Inside: Use this Fall Kindness Bucket List Activity to help kids spread kindness throughout the autumn months with easy, kid-friendly activities.
With the end of the hot, lazy days, comes the promise of cool, crisp fall days.
Fall is always a welcome reprieve to the long hot days of summer.
We bust out the sweaters, and eat everything pumpkin spice, and go apple picking so we can attempt to make apple pie.
The leaves change as our kids head back to school to meet up with old friends and make new friends.
It’s hard to not love fall.
We get to celebrate all things Back to School and Halloween and Thanksgiving with these Back to School Kindness Pencil Toppers, Halloween Kindness Notes and Gratitude Pumpkins.
And we can also encourage them to spread kindness to those around them this fall with our Fall Kindness Bucketlist.
Why We Need to Focus on Kindness in the Fall
Some kids know how to be kind. It seems to be innate, and part of their very soul.
But most kids, my kids included, need to be taught how to be kind.
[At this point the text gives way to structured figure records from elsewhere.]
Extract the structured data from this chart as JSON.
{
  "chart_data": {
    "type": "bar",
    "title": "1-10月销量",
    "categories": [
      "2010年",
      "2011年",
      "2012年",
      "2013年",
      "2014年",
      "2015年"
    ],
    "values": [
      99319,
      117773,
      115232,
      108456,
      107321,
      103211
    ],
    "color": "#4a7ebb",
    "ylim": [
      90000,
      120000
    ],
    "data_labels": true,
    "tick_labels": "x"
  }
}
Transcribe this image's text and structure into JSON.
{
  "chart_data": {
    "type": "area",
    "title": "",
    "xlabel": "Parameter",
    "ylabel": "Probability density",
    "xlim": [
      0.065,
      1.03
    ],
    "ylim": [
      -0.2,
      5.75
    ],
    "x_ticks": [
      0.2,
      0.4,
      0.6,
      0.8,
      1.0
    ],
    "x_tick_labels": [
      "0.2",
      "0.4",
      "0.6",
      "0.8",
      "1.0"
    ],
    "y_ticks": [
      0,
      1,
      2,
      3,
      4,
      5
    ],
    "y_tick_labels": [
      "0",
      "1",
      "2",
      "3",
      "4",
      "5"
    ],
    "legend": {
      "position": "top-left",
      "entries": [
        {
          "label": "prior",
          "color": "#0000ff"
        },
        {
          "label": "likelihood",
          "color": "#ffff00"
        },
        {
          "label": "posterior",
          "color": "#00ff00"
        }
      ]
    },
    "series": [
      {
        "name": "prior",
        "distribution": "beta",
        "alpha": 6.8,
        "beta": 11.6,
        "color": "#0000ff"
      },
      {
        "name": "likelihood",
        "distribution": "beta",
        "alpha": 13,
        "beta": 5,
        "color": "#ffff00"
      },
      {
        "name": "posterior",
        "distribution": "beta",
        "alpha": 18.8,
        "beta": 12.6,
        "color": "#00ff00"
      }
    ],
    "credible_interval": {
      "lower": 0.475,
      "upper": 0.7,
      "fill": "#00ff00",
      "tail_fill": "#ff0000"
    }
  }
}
Luckily, kindness is a skill we can teach.
In our family, being kind is so essential, kindness is one of our only two family rules.
And speaking and acting with kindness is perfect for fall since our kids are headed back to school around new students.
We celebrate fall and sneak in a little kindness at the same time with our Fall Kindness Challenge and the October Family Volunteering Activity and November Volunteering Activity.
We intentionally teach kindness and Social-Emotional Learning with this Apple Kind or Unkind Sort, Pumpkin Kind or Unkind Sort, and these Kindness Leaves.
And we use this Fall Kindness Bucketlist to work together to help others.
How to Use the Fall Kindness Bucket List:
1. Print and download the Fall Kindness Bucketlist printable (download it below).
2. You can print it in color or in black and white to save on ink.
3. If you’re a parent, you can print one for each of your children or if they’re younger, complete it as a family.
If you’re an educator, print one off for each of your students and challenge them to do each activity before the end of fall.
4. Throughout the fall, challenge them to do one thing off the Fall Bucket list checklist.
And while the original concept of a Bucket List is things you want to do before you “kick the bucket,” you can explain to kids that it’s a list of things we want to do to help fill other people’s buckets.
These books will help explain the concept:
How Full is Your Bucket?– Bucket Filling is a simple metaphor for “filling” people up and improving the lives of the people around us through kind words and actions.
5. They can check off each apple bucket as they complete the kindness activity or color in the bucket when they finish it.
6. To “reward” their kindness when they complete the kindness list, you can eat apples and caramel or apples and honey or go leaf stomping together.
And while we don’t want kids to get into the habit of needing a reward for showing kindness, most kids need a little motivation and positive reinforcement to keep going.
Because these kindness activities, while they seem simple enough, will get our kids into the habit of being kind more often… which will set them up for a much kinder school year.